Во сне Джеки Кеннеди ласково поговорила с ней в зале для танцев и ушла, а потом там собрались все они, вся их свора, и голые пели, образовав кольцо вокруг нее. Это была реальность? Это действительно случилось с ней? Роман в черной рясе рисовал знаки на ее теле. Доктор Сапирштейн держал для него чашку с красной краской. С красной краской? Или с кровью?
— О, черт, Хаято, — сказала Минни, — да ты просто смеешься надо мной! Мозги пудришь, как у нас говорят.
Неужели Минни? Уже вернулись из Европы? И Роман тоже? Но ведь только вчера пришла открытка из Дубровника, где говорилось, что они там еще задержатся.
Так, может быть, они вообще никуда и не уезжали?
Теперь она стояла в арке, и ей были видны книжные полки, картотечные ящики, столики для бриджа, заваленные газетами и стопками конвертов. Орден собрался в другом конце комнаты, все смеялись, негромко разговаривали. Позвякивали кубики льда.
Розмари крепче сжала нож и сделала шаг вперед. Остановилась, неотрывно глядя на них.

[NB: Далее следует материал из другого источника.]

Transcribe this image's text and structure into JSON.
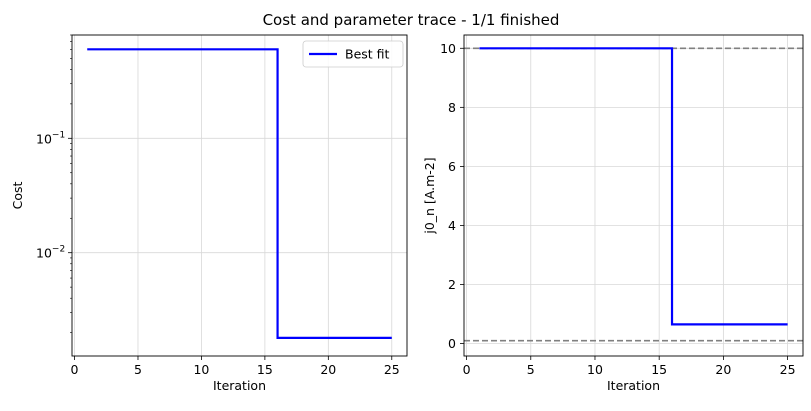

В противоположном конце комнаты в единственном большом эркере стояла плетеная колыбелька. Черная. Вся черная: отделка из черной тафты, полог и оборки из черной органзы. Медленно вращалось серебряное украшение на черной ленте, прикрепленное булавкой к черному пологу.
Умер? Но в тот самый миг, когда в голове пронеслась испугавшая ее мысль, жесткая органза затрепетала, серебряное украшение задрожало.
Он был там, внутри. В этой чудовищно извращенной ведьминой колыбельке.
Серебряное украшение оказалось распятием, подвешенным вниз головой. Обхватившая щиколотки Иисуса черная лента была завязана узлом.
Мысль о том, что ее ребенок, совершенно беспомощный, лежит среди всего этого святотатства и ужаса, вызвала у Розмари слезы, и вдруг ее охватило неудержимое желание бросить все, дать волю чувствам и разрыдаться, полностью капитулировать перед лицом столь изощренного, неслыханного зла. И все же Розмари удалось справиться с собой; она крепко зажмурилась, чтобы сдержать слезы, наскоро прочитала «Пресвятую Богородицу» и призвала на помощь всю свою решимость и ненависть, ненависть к Минни, Роману, Гаю, доктору Сапирштейну — ко всем тем, кто сговорился украсть у нее Энди и воспользоваться им в своих гнусных целях. Вытерев ладони о халат и откинув назад волосы, Розмари поудобнее перехватила массивную рукоятку ножа и шагнула вперед, туда, где каждый из них мог увидеть ее и узнать, что она пришла.